Blanchard made a name for himself early on as a top-tier jazz trumpeter from New Orleans and has gone on to enjoy a multifaceted career both in the jazz camp and beyond. A five-time Grammy Award winner and renowned film-score and soundtrack composer, he has recently had success composing for the Broadway and opera stages.

Additionally, he had a speaking role as the musical voice of Louis the Alligator in the animated feature The Princess and the Frog; became artistic director of the Detroit Symphony Orchestra’s jazz series; and after serving as the artistic director of the prestigious Thelonious Monk Institute of Jazz for a decade since 2000, was named the artistic director of the Henry Mancini Institute, the program at the University of Miami Frost School of Music, in 2011. In addition, Blanchard was the artist in residence at the Detroit Jazz Festival over the Labor Day weekend in 2012.

Blanchard is renowned in jazz circles as a remarkable trumpeter, composer, arranger, and bandleader. A veteran of Art Blakey’s Jazz Messengers (recommended by Wynton Marsalis as his replacement in 1983), Blanchard began his own recording career in a band co-led with saxophonist Donald Harrison, delivering two albums for Concord and three more for Columbia before launching his solo career with his eponymous 1991 album, also for Columbia.
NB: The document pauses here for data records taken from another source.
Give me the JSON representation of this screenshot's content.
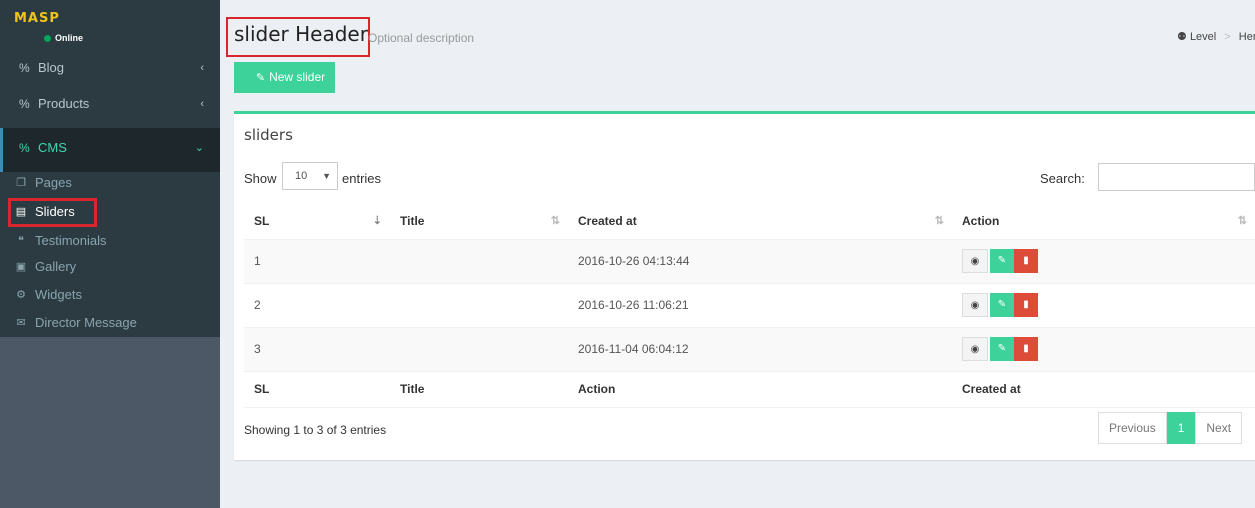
{
  "brand": {
    "logo_text": "MASP",
    "status": "Online"
  },
  "sidebar": {
    "items": [
      {
        "label": "Blog",
        "icon": "link-icon",
        "chevron": "‹"
      },
      {
        "label": "Products",
        "icon": "link-icon",
        "chevron": "‹"
      },
      {
        "label": "CMS",
        "icon": "link-icon",
        "chevron": "⌄"
      }
    ],
    "sub_items": [
      {
        "label": "Pages",
        "icon": "copy-icon"
      },
      {
        "label": "Sliders",
        "icon": "file-icon"
      },
      {
        "label": "Testimonials",
        "icon": "quote-icon"
      },
      {
        "label": "Gallery",
        "icon": "image-icon"
      },
      {
        "label": "Widgets",
        "icon": "cogs-icon"
      },
      {
        "label": "Director Message",
        "icon": "envelope-icon"
      }
    ]
  },
  "header": {
    "title": "slider Header",
    "description": "Optional description",
    "breadcrumb": {
      "level": "Level",
      "here": "Her"
    }
  },
  "toolbar": {
    "new_label": "New slider"
  },
  "box": {
    "title": "sliders",
    "show_label": "Show",
    "entries_value": "10",
    "entries_label": "entries",
    "search_label": "Search:"
  },
  "table": {
    "headers": [
      "SL",
      "Title",
      "Created at",
      "Action"
    ],
    "rows": [
      {
        "sl": "1",
        "title": "",
        "created": "2016-10-26 04:13:44"
      },
      {
        "sl": "2",
        "title": "",
        "created": "2016-10-26 11:06:21"
      },
      {
        "sl": "3",
        "title": "",
        "created": "2016-11-04 06:04:12"
      }
    ],
    "footers": [
      "SL",
      "Title",
      "Action",
      "Created at"
    ]
  },
  "footer": {
    "info": "Showing 1 to 3 of 3 entries",
    "prev": "Previous",
    "page": "1",
    "next": "Next"
  },
  "colors": {
    "accent": "#3dd29a",
    "danger": "#dd4b39",
    "highlight": "#d9252c"
  }
}
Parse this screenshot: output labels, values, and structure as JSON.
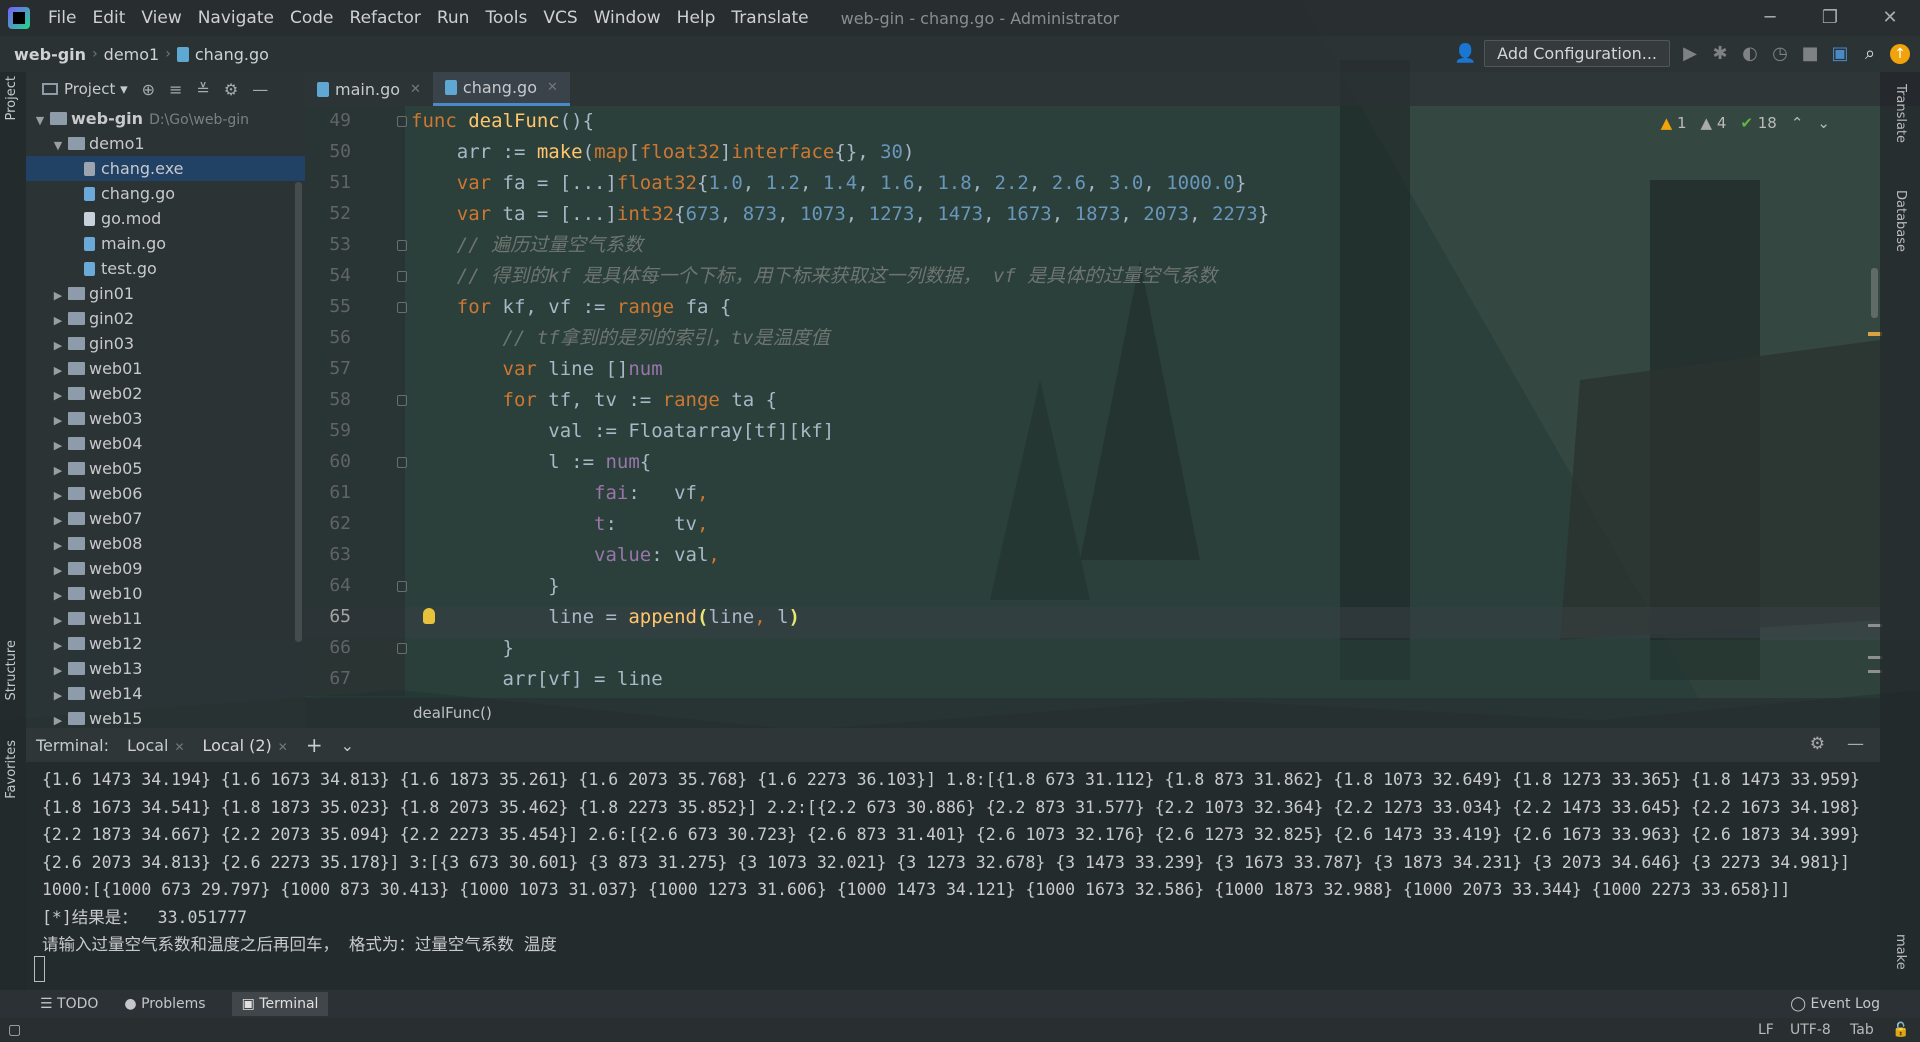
{
  "window": {
    "title": "web-gin - chang.go - Administrator",
    "menu": [
      "File",
      "Edit",
      "View",
      "Navigate",
      "Code",
      "Refactor",
      "Run",
      "Tools",
      "VCS",
      "Window",
      "Help",
      "Translate"
    ],
    "controls": [
      "─",
      "❐",
      "✕"
    ]
  },
  "navbar": {
    "breadcrumb": [
      "web-gin",
      "demo1",
      "chang.go"
    ],
    "add_config": "Add Configuration..."
  },
  "left_strip": {
    "project_label": "Project",
    "structure_label": "Structure",
    "favorites_label": "Favorites"
  },
  "project": {
    "title": "Project",
    "root": {
      "name": "web-gin",
      "path": "D:\\Go\\web-gin"
    },
    "items": [
      {
        "label": "demo1",
        "kind": "folder",
        "expanded": true,
        "depth": 1
      },
      {
        "label": "chang.exe",
        "kind": "exe",
        "depth": 2,
        "selected": true
      },
      {
        "label": "chang.go",
        "kind": "go",
        "depth": 2
      },
      {
        "label": "go.mod",
        "kind": "mod",
        "depth": 2
      },
      {
        "label": "main.go",
        "kind": "go",
        "depth": 2
      },
      {
        "label": "test.go",
        "kind": "go",
        "depth": 2
      },
      {
        "label": "gin01",
        "kind": "folder",
        "depth": 1
      },
      {
        "label": "gin02",
        "kind": "folder",
        "depth": 1
      },
      {
        "label": "gin03",
        "kind": "folder",
        "depth": 1
      },
      {
        "label": "web01",
        "kind": "folder",
        "depth": 1
      },
      {
        "label": "web02",
        "kind": "folder",
        "depth": 1
      },
      {
        "label": "web03",
        "kind": "folder",
        "depth": 1
      },
      {
        "label": "web04",
        "kind": "folder",
        "depth": 1
      },
      {
        "label": "web05",
        "kind": "folder",
        "depth": 1
      },
      {
        "label": "web06",
        "kind": "folder",
        "depth": 1
      },
      {
        "label": "web07",
        "kind": "folder",
        "depth": 1
      },
      {
        "label": "web08",
        "kind": "folder",
        "depth": 1
      },
      {
        "label": "web09",
        "kind": "folder",
        "depth": 1
      },
      {
        "label": "web10",
        "kind": "folder",
        "depth": 1
      },
      {
        "label": "web11",
        "kind": "folder",
        "depth": 1
      },
      {
        "label": "web12",
        "kind": "folder",
        "depth": 1
      },
      {
        "label": "web13",
        "kind": "folder",
        "depth": 1
      },
      {
        "label": "web14",
        "kind": "folder",
        "depth": 1
      },
      {
        "label": "web15",
        "kind": "folder",
        "depth": 1
      }
    ]
  },
  "editor": {
    "tabs": [
      {
        "label": "main.go"
      },
      {
        "label": "chang.go",
        "active": true
      }
    ],
    "inspections": {
      "errors": "1",
      "warnings": "4",
      "ok": "18"
    },
    "current_line": 65,
    "lines": [
      {
        "n": 49,
        "tokens": [
          [
            "kw",
            "func "
          ],
          [
            "fn",
            "dealFunc"
          ],
          [
            "pl",
            "(){"
          ]
        ]
      },
      {
        "n": 50,
        "tokens": [
          [
            "pl",
            "    arr := "
          ],
          [
            "fn",
            "make"
          ],
          [
            "pl",
            "("
          ],
          [
            "kw",
            "map"
          ],
          [
            "pl",
            "["
          ],
          [
            "ty",
            "float32"
          ],
          [
            "pl",
            "]"
          ],
          [
            "kw",
            "interface"
          ],
          [
            "pl",
            "{}, "
          ],
          [
            "num",
            "30"
          ],
          [
            "pl",
            ")"
          ]
        ]
      },
      {
        "n": 51,
        "tokens": [
          [
            "pl",
            "    "
          ],
          [
            "kw",
            "var "
          ],
          [
            "pl",
            "fa = [...]"
          ],
          [
            "ty",
            "float32"
          ],
          [
            "pl",
            "{"
          ],
          [
            "num",
            "1.0"
          ],
          [
            "pl",
            ", "
          ],
          [
            "num",
            "1.2"
          ],
          [
            "pl",
            ", "
          ],
          [
            "num",
            "1.4"
          ],
          [
            "pl",
            ", "
          ],
          [
            "num",
            "1.6"
          ],
          [
            "pl",
            ", "
          ],
          [
            "num",
            "1.8"
          ],
          [
            "pl",
            ", "
          ],
          [
            "num",
            "2.2"
          ],
          [
            "pl",
            ", "
          ],
          [
            "num",
            "2.6"
          ],
          [
            "pl",
            ", "
          ],
          [
            "num",
            "3.0"
          ],
          [
            "pl",
            ", "
          ],
          [
            "num",
            "1000.0"
          ],
          [
            "pl",
            "}"
          ]
        ]
      },
      {
        "n": 52,
        "tokens": [
          [
            "pl",
            "    "
          ],
          [
            "kw",
            "var "
          ],
          [
            "pl",
            "ta = [...]"
          ],
          [
            "ty",
            "int32"
          ],
          [
            "pl",
            "{"
          ],
          [
            "num",
            "673"
          ],
          [
            "pl",
            ", "
          ],
          [
            "num",
            "873"
          ],
          [
            "pl",
            ", "
          ],
          [
            "num",
            "1073"
          ],
          [
            "pl",
            ", "
          ],
          [
            "num",
            "1273"
          ],
          [
            "pl",
            ", "
          ],
          [
            "num",
            "1473"
          ],
          [
            "pl",
            ", "
          ],
          [
            "num",
            "1673"
          ],
          [
            "pl",
            ", "
          ],
          [
            "num",
            "1873"
          ],
          [
            "pl",
            ", "
          ],
          [
            "num",
            "2073"
          ],
          [
            "pl",
            ", "
          ],
          [
            "num",
            "2273"
          ],
          [
            "pl",
            "}"
          ]
        ]
      },
      {
        "n": 53,
        "tokens": [
          [
            "cm",
            "    // 遍历过量空气系数"
          ]
        ]
      },
      {
        "n": 54,
        "tokens": [
          [
            "cm",
            "    // 得到的kf 是具体每一个下标，用下标来获取这一列数据， vf 是具体的过量空气系数"
          ]
        ]
      },
      {
        "n": 55,
        "tokens": [
          [
            "pl",
            "    "
          ],
          [
            "kw",
            "for "
          ],
          [
            "pl",
            "kf, vf := "
          ],
          [
            "kw",
            "range "
          ],
          [
            "pl",
            "fa {"
          ]
        ]
      },
      {
        "n": 56,
        "tokens": [
          [
            "cm",
            "        // tf拿到的是列的索引，tv是温度值"
          ]
        ]
      },
      {
        "n": 57,
        "tokens": [
          [
            "pl",
            "        "
          ],
          [
            "kw",
            "var "
          ],
          [
            "pl",
            "line []"
          ],
          [
            "id",
            "num"
          ]
        ]
      },
      {
        "n": 58,
        "tokens": [
          [
            "pl",
            "        "
          ],
          [
            "kw",
            "for "
          ],
          [
            "pl",
            "tf, tv := "
          ],
          [
            "kw",
            "range "
          ],
          [
            "pl",
            "ta {"
          ]
        ]
      },
      {
        "n": 59,
        "tokens": [
          [
            "pl",
            "            val := Floatarray[tf][kf]"
          ]
        ]
      },
      {
        "n": 60,
        "tokens": [
          [
            "pl",
            "            l := "
          ],
          [
            "id",
            "num"
          ],
          [
            "pl",
            "{"
          ]
        ]
      },
      {
        "n": 61,
        "tokens": [
          [
            "id",
            "                fai"
          ],
          [
            "pl",
            ":   vf"
          ],
          [
            "kw",
            ","
          ]
        ]
      },
      {
        "n": 62,
        "tokens": [
          [
            "id",
            "                t"
          ],
          [
            "pl",
            ":     tv"
          ],
          [
            "kw",
            ","
          ]
        ]
      },
      {
        "n": 63,
        "tokens": [
          [
            "id",
            "                value"
          ],
          [
            "pl",
            ": val"
          ],
          [
            "kw",
            ","
          ]
        ]
      },
      {
        "n": 64,
        "tokens": [
          [
            "pl",
            "            }"
          ]
        ]
      },
      {
        "n": 65,
        "tokens": [
          [
            "pl",
            "            line = "
          ],
          [
            "fn",
            "append"
          ],
          [
            "paren",
            "("
          ],
          [
            "pl",
            "line"
          ],
          [
            "kw",
            ", "
          ],
          [
            "pl",
            "l"
          ],
          [
            "paren",
            ")"
          ]
        ]
      },
      {
        "n": 66,
        "tokens": [
          [
            "pl",
            "        }"
          ]
        ]
      },
      {
        "n": 67,
        "tokens": [
          [
            "pl",
            "        arr[vf] = line"
          ]
        ]
      }
    ],
    "breadcrumb": "dealFunc()"
  },
  "right_strip": {
    "translate_label": "Translate",
    "database_label": "Database",
    "make_label": "make"
  },
  "terminal": {
    "label": "Terminal:",
    "tabs": [
      "Local",
      "Local (2)"
    ],
    "lines": [
      "{1.6 1473 34.194} {1.6 1673 34.813} {1.6 1873 35.261} {1.6 2073 35.768} {1.6 2273 36.103}] 1.8:[{1.8 673 31.112} {1.8 873 31.862} {1.8 1073 32.649} {1.8 1273 33.365} {1.8 1473 33.959}",
      "{1.8 1673 34.541} {1.8 1873 35.023} {1.8 2073 35.462} {1.8 2273 35.852}] 2.2:[{2.2 673 30.886} {2.2 873 31.577} {2.2 1073 32.364} {2.2 1273 33.034} {2.2 1473 33.645} {2.2 1673 34.198}",
      "{2.2 1873 34.667} {2.2 2073 35.094} {2.2 2273 35.454}] 2.6:[{2.6 673 30.723} {2.6 873 31.401} {2.6 1073 32.176} {2.6 1273 32.825} {2.6 1473 33.419} {2.6 1673 33.963} {2.6 1873 34.399}",
      "{2.6 2073 34.813} {2.6 2273 35.178}] 3:[{3 673 30.601} {3 873 31.275} {3 1073 32.021} {3 1273 32.678} {3 1473 33.239} {3 1673 33.787} {3 1873 34.231} {3 2073 34.646} {3 2273 34.981}]",
      "1000:[{1000 673 29.797} {1000 873 30.413} {1000 1073 31.037} {1000 1273 31.606} {1000 1473 34.121} {1000 1673 32.586} {1000 1873 32.988} {1000 2073 33.344} {1000 2273 33.658}]]",
      "[*]结果是：  33.051777",
      "请输入过量空气系数和温度之后再回车， 格式为：过量空气系数 温度"
    ]
  },
  "toolwindows": {
    "todo": "TODO",
    "problems": "Problems",
    "terminal": "Terminal",
    "event_log": "Event Log"
  },
  "status": {
    "line_sep": "LF",
    "encoding": "UTF-8",
    "indent": "Tab"
  },
  "colors": {
    "accent": "#4a88c7",
    "keyword": "#cc7832",
    "function": "#ffc66d",
    "number": "#6897bb",
    "warning": "#f0a30a"
  }
}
Blanchard recorded nine albums for Columbia and Sony Classical.

In 2003, Blanchard signed with Blue Note Records, where his career blossomed, beginning with Bounce and then two years later with the Herbie Hancock-produced, Grammy-nominated Flow. In 2007, Blanchard won the large jazz ensemble Grammy for the haunting song-cycle album A Tale of God’s Will (A Requiem for Katrina) and in 2008 won the best instrumental solo Grammy for Live at the 2007 Monterey Jazz Festival (he won the same Grammy in 2009 for Jeff Tain Watts’s album Watts for the track “Dancin’ for Chicken”). In 2009, he recorded Choices, a compelling sextet date featuring spoken-word passages by social activist Cornel West and guest vocals by R&B soul singer Bilal. Choices was Blanchard’s 18th album as a leader/co-leader and his 39th album overall.

While recording and touring his own bands, Blanchard has also becoming a go-to composer for scoring films, beginning in the early ’90s for such films as Jungle Fever (1991) and Malcolm X (1992). He has enjoyed a special collaborative relationship with director Spike Lee, including his 2002 film 25th Hour (for which Blanchard received a Golden Globe nomination), the 2006 HBO documentary When the Levees Broke: A Requiem in Four Acts, and 2008’s Miracle at St. Anna. Blanchard worked on the soundtrack for Cadillac Records (2008) and most recently contributed the score for Lucasfilm’s Red Tails, about the Tuskegee pilots.

Blanchard’s work with film has organically spread to working on scores for Broadway productions. Directed by Anna D. Shapiro, The Motherf**ker With a Hat premiered at Gerald Schoenfeld Theatre in New York on April 11, 2011 and closed on July 17, 2011. It garnered six Tony Award nominations. As for A Streetcar Named Desire, set in the gritty French Quarter of 1940s New Orleans, Blanchard says, “I’ve been inspired by Tennessee Williams’s play and the original screenplay. One of the things about the movie—which is great and even historic in terms of our culture—is how much reference there is to music, such as the line ‘and the brass band plays.’ New Orleans had a profound effect on Tennessee Williams, which is why he wrote this play.”

This new production starred Blair Underwood and was produced by Front Row Productions, which enlisted Blanchard to develop thematic ideas and arrangements with a New Orleans sensibility. Blanchard was commissioned by Opera St. Louis for his first-time opera, premiering this year. A boxing fan, Blanchard decided to focus on the story of former welterweight and middleweight champion Emile Griffith, a tremendous fighter from the U.S. Virgin Islands who also had to deal with the repercussions of being a closeted gay in the early ‘60s.